Seven New York City schools are participating in a pilot program aimed at
making the schools more diverse. The schools will retain a portion of their
available seats for low-income students and English-language learners.
NEW YORK (AP) — Gentrification has been coming fast to Brooklyn's Crown
Heights neighborhood. The influx of wealthier, white residents is being
reflected in the hallways of Public School 705.
The elementary school is still half black and more than a quarter Hispanic,
but Principal Sandra Soto has seen enough change to worry that P.S. 705 was
on the cusp of a phenomenon that has occurred elsewhere in the city, where
poorer, minority children disappear as their families are priced out of the
neighborhood.
"The next thing you know I have a whole slew of middle-class white families,
" she said, while black and Hispanic families are left feeling, "Here we go.
We're marginalized again."
Now, P.S. 705 and six other New York City schools are part of a pilot
program that will let them change their admissions policies to try and
maintain some rare diversity in a school system that has been labeled one of
the most segregated in the nation.
Instead of drawing only from their enrollment zones, schools in the pilot
program will set aside a portion of their seats for low-income students and
those who are learning English. At P.S. 705, also known as the Brooklyn Arts
and Science Elementary School, 20 percent of seats would be set aside for
English language learners and children in the child-welfare system.
"Your child is going to be in a classroom with children who are different
from them," Soto told parents during a tour this month, in between fielding
questions about the school's fencing program and its chess club.
That's not always the case.

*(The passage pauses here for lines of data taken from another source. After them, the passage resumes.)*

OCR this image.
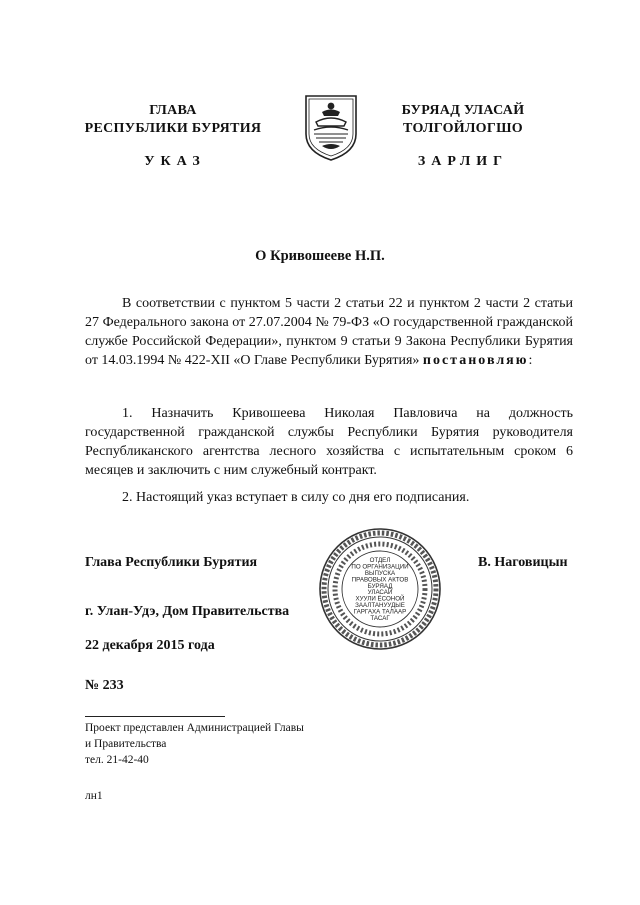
ГЛАВА
РЕСПУБЛИКИ БУРЯТИЯ
УКАЗ
БУРЯАД УЛАСАЙ
ТОЛГОЙЛОГШО
ЗАРЛИГ
О Кривошееве Н.П.
В соответствии с пунктом 5 части 2 статьи 22 и пунктом 2 части 2 статьи 27 Федерального закона от 27.07.2004 № 79-ФЗ «О государственной гражданской службе Российской Федерации», пунктом 9 статьи 9 Закона Республики Бурятия от 14.03.1994 № 422-XII «О Главе Республики Бурятия» постановляю:
1. Назначить Кривошеева Николая Павловича на должность государственной гражданской службы Республики Бурятия руководителя Республиканского агентства лесного хозяйства с испытательным сроком 6 месяцев и заключить с ним служебный контракт.
2. Настоящий указ вступает в силу со дня его подписания.
Глава Республики Бурятия	В. Наговицын
ОТДЕЛ
ПО ОРГАНИЗАЦИИ
ВЫПУСКА
ПРАВОВЫХ АКТОВ
БУРЯАД
УЛАСАЙ
ХУУЛИ ЁСОНОЙ
ЗААЛТАНУУДЫЕ
ГАРГАХА ТАЛААР
ТАСАГ
г. Улан-Удэ, Дом Правительства
22 декабря 2015 года
№ 233
Проект представлен Администрацией Главы
и Правительства
тел. 21-42-40
лн1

The city's 1.1 million public school students
are 40 percent Hispanic, 28 percent black, 15 percent Asian, 15 percent
white and 2 percent other. But this ethnic mix is not spread evenly. Many
schools are almost 100 percent black and Hispanic, while others are mostly
Asian or white. A 2014 report by the Civil Rights Project at UCLA concluded
that New York's public schools are the most segregated in the nation.
The problem is partly due to where people can afford to live. New York may
be a melting pot, but its neighborhoods still break down along racial and
socioeconomic lines.
Maintaining diversity by reserving seats for black or Hispanic students
would not survive a challenge under the 2007 U.S. Supreme Court ruling that
struck down school integration efforts in Seattle, Washington and Louisville
, Kentucky.
But using a category like English language learners or students whose
families are being monitored by a social worker would be permitted, Soto was
told, so she is preparing to welcome some of those students to her fall
2016 kindergarten and pre-kindergarten classes.
Backers hope the pilot diversity program will be expanded if it can chip
away at the status quo.
"Students learn from the diverse experiences and cultures of their fellow
students, and it's important that our schools match the diversity of our
city," Schools Chancellor Carmen Farina said in announcing the program in
November.
Opposition to the pilot program could come from parents who live near one of
the schools but whose children don't get a seat because low-income kids and
recent immigrants take precedence. Education officials are treading
carefully after drawn-out battles in the past year over attempts to redraw
school zones in two neighborhoods where families said they bought their
homes so they could send their children to a favored school.
Believers in school integration say research shows all children benefit. In
the 2014 UCLA report on New York's segregated schools, authors John Kucsera
and Gary Orfield said segregation "has strong and lasting impacts on
students' success in school and later life."
New York is not alone in wrestling with school diversity. A San Francisco
Chronicle series found a steep rise in segregation after San Francisco
instituted citywide school choice in 2011. The UCLA group that issued the
New York segregation study has reported widespread school segregation
throughout California as well as in Illinois, Pennsylvania and elsewhere.
Amy Stuart Wells, a professor of sociology and education at Teachers College
at Columbia University who studies school diversity, said American
educators could use policies like magnet schools and targeted recruitment to
reduce segregation. She praised the New York principals who pushed for the
diversity pilot for grappling with the issue.
"There's leadership and energy at the grassroots level," Wells said. "The
millennial parents all say they want more diversity. I don't think every
school's going to be racially balanced but I think a lot more could be done."